From 1929 to 1931, Cornell studied modern dance with Rudolf von Laban in Berlin, Germany and worked with Martha Graham's dance group in New York City. While studying with Laban, Cornell met and danced with Kurt Graff. In 1932, Cornell and Graff left Germany to perform and tour the United States together.

Cornell and Graff followed up their 1932 to 1933 United States tour with a tour of Europe. Cornell married Graff in 1934. In 1935, the Graffs founded the Little Concert House, a dance theater, studio, and home, in Chicago, Illinois. The following year they established their own dance company, Graff Ballet. The company's repertoire included ballet and modern dance pieces.

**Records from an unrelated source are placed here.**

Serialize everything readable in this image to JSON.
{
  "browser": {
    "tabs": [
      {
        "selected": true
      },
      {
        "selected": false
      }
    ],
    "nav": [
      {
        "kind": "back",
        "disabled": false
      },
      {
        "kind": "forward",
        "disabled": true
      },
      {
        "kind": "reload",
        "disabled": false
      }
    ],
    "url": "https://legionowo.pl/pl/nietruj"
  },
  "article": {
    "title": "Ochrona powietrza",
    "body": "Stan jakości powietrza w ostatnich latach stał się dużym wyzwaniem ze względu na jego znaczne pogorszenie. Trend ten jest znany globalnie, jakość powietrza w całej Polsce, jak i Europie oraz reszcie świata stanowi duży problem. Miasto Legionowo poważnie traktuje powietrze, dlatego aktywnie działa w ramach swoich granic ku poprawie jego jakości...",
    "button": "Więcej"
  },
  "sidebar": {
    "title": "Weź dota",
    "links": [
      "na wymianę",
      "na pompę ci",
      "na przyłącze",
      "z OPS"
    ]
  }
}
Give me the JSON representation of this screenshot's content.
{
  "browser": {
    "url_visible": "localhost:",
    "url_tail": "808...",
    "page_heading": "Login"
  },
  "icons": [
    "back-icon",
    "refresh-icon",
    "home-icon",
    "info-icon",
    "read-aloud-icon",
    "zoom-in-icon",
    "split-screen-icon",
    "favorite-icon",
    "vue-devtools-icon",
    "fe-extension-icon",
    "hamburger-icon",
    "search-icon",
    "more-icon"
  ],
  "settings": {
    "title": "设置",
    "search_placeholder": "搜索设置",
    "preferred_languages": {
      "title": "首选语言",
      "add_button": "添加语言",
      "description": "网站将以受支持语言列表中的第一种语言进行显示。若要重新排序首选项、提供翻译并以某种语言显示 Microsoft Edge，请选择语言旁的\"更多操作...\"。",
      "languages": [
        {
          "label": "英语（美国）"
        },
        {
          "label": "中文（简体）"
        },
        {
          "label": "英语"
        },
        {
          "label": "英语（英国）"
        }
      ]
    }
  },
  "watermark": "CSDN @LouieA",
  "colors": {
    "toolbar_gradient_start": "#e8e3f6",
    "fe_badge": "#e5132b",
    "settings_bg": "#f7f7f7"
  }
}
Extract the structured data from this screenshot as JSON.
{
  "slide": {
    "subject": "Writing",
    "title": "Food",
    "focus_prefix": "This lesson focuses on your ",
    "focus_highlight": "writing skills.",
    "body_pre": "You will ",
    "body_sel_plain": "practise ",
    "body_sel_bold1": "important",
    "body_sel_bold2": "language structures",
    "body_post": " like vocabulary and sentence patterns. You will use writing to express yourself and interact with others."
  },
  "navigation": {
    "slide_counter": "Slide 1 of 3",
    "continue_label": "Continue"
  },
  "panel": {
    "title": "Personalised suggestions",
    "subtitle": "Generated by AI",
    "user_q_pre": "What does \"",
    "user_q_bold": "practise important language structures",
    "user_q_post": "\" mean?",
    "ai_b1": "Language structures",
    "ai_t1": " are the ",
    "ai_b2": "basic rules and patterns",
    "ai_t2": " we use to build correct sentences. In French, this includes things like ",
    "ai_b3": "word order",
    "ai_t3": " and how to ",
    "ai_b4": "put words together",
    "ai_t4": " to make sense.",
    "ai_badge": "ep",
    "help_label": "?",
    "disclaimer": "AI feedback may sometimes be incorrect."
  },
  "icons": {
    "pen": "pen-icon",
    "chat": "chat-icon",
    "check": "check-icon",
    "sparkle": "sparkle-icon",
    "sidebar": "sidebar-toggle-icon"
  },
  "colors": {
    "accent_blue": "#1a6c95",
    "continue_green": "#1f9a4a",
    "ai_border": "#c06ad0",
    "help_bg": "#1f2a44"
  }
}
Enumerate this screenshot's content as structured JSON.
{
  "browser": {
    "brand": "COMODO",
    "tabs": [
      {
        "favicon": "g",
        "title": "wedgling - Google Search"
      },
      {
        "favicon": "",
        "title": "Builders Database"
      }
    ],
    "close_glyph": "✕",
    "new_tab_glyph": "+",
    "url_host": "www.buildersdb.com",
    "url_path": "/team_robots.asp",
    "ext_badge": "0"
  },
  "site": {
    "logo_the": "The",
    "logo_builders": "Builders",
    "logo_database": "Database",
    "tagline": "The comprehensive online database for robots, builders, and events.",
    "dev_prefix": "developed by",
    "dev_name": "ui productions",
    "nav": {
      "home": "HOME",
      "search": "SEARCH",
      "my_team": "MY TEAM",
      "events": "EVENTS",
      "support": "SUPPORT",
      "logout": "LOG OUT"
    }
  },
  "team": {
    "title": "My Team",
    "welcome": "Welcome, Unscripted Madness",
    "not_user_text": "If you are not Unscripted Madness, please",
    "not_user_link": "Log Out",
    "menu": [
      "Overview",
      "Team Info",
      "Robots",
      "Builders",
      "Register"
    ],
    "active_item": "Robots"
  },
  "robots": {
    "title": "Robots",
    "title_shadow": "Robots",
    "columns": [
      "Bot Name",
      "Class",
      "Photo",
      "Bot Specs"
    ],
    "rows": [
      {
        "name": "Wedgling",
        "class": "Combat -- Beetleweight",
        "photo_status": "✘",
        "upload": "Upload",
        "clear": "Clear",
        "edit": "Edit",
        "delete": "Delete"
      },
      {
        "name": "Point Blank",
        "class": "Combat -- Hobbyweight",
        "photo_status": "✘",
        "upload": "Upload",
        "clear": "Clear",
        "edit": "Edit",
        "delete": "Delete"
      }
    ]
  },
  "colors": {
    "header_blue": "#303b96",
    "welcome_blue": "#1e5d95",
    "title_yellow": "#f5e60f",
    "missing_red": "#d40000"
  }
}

In the late 1940s, the Graffs established an artists' colony in Hopkinton, New Hampshire known as Meadow Hearth Theatre Art Center. The property, originally a colonial home, featured an outdoor theater, dance studios, and residential buildings. The Graffs used Meadow Hearth Theatre Art Center to produce summer dance festivals, concerts, and plays, as well as offer modern and square dance lessons to the public through the 1950s.

Grace Cornell Graff died in 1992 in Great Barrington, Massachusetts.